Come si effettua il test di paternità
Estrazione del DNA dal campione biologico
La prima fase del test di paternità consiste nell'estrazione del DNA dai campioni biologici prelevati per l'esame e viene eseguita mediante l'impiego di protocolli riconosciuti ed approvati in ambito scientifico.
Nel DNA risiede l'informazione genetica che presiede alla sintesi delle proteine che organizzano le cellule. Il tratto di DNA che contiene un'informazione genetica viene definito gene, e la sua localizzazione sui cromosomi viene definita locus (plurale loci).
Forme alternative dello stesso gene vengono definite alleli. Un gene che mostra più alleli viene definito polimorfico. Per ogni locus, un individuo eredita un allele dalla madre e un allele dal padre; se gli alleli ereditati sono uguali, l'individuo è omozigote, se sono diversi, l'individuo è eterozigote.
La derivazione del profilo genetico di un individuo implica la determinazione degli alleli presenti in determinate regioni (loci) del DNA altamente polimorfiche.
Determinazione del profilo genetico
La determinazione del profilo genetico di un individuo comporta la genotipizzazione di 24 regioni del DNA (loci) altamente polimorfiche in lunghezza, variabili da individuo ad individuo, conosciute come regioni Microsatelliti o STR (Short Tandem Repeat).
L'analisi dei microsatelliti viene condotta mediante una reazione enzimatica di amplificazione del DNA, conosciuta come Polymerase Chain Reaction (acronimo: PCR), che consente di amplificare in vitro una specifica regione del DNA copiandola in varie fasi successive, fino ad ottenerne milioni di copie.
In pratica, considerando la molecola del DNA come un grosso libro e le regioni Microsatelliti (STR) del DNA come una pagina di questo libro, con la metodica di PCR si "fotocopia" milioni di volte questa pagina, fino ad ottenerne una quantità idonea per l'esecuzione dell'esame.
Dopo la reazione di amplificazione enzimatica il profilo genetico viene determinato automaticamente mediante l'impiego di un sequenziatore automatico a tecnologia fluorescente.

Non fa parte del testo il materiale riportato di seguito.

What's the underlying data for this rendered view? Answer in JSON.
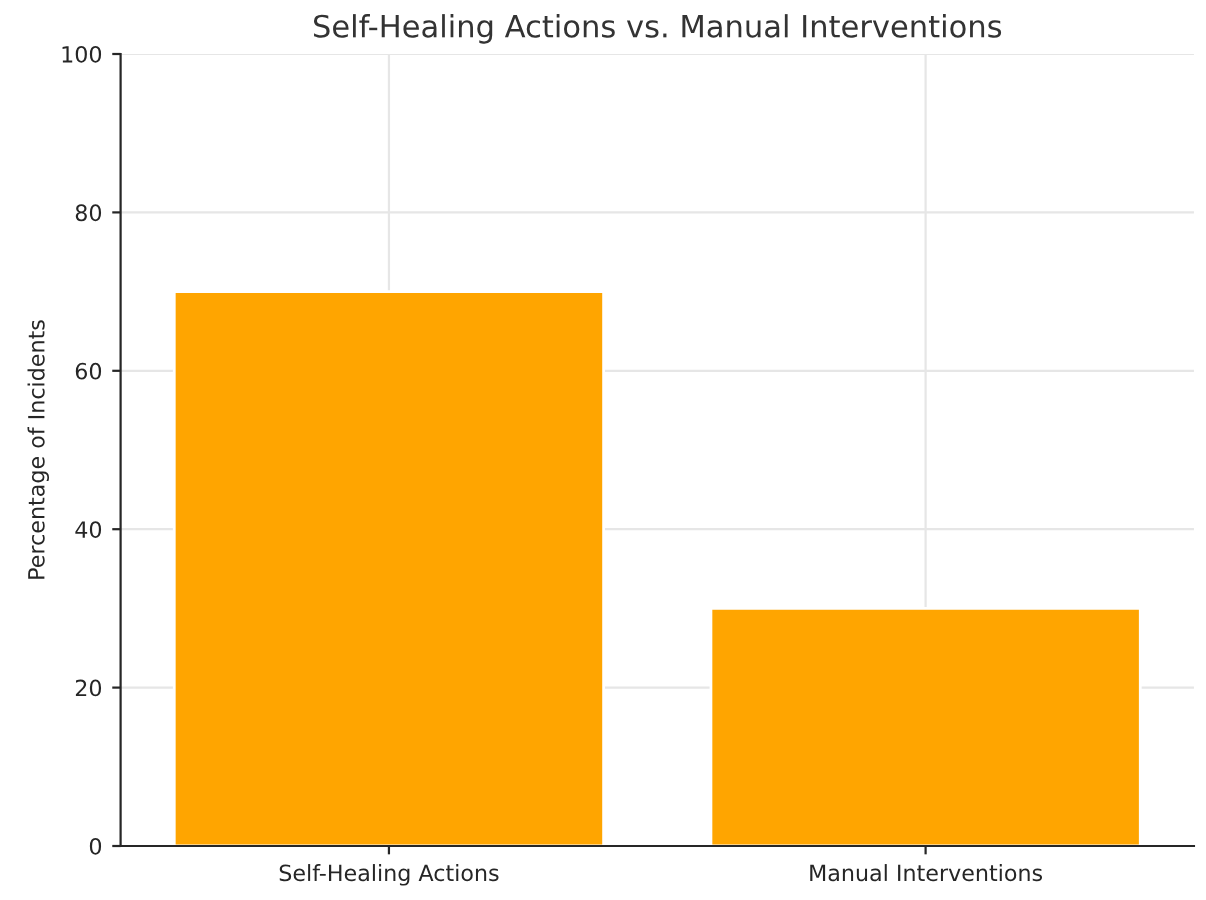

I frammenti di DNA amplificati sono quindi separati per dimensione; il risultato che si ottiene assomiglia a un codice a barre, in cui ogni allele è una barra e la differenza di dimensione fra alleli diversi è rappresentata da una distanza variabile fra le barre. Il risultato che si ottiene mediante l'analisi di un ipotetico locus è rappresentato nello schema sottostante.
Nel grafico
ESCLUSIONE, il figlio oggetto di indagine presenta delle caratteristiche genetiche (alleli), evidenziate in rosso, che non vengono riscontrate nel profilo genetico del presunto padre; quest’ultimo, quindi, non può essere considerato il padre biologico (esclusione di paternità).
Al contrario, nel grafico
ATTRIBUZIONE, il padre presunto presenta nel suo profilo genetico le caratteristiche genetiche (alleli), evidenziate in verde, trasmessi al figlio e quindi può essere considerato il padre biologico (attribuzione di paternità).
La probabilità di paternità dipende dalla frequenza degli alleli paterni (alleli riscontrati nel padre che sono stati trasmessi al figlio) nella popolazione di riferimento. Attualmente, la determinazione del profilo genetico di un individuo si basa sull'analisi di un numero di loci polimorfici sufficiente per ottenere una probabilità di paternità superiore al 99,999%.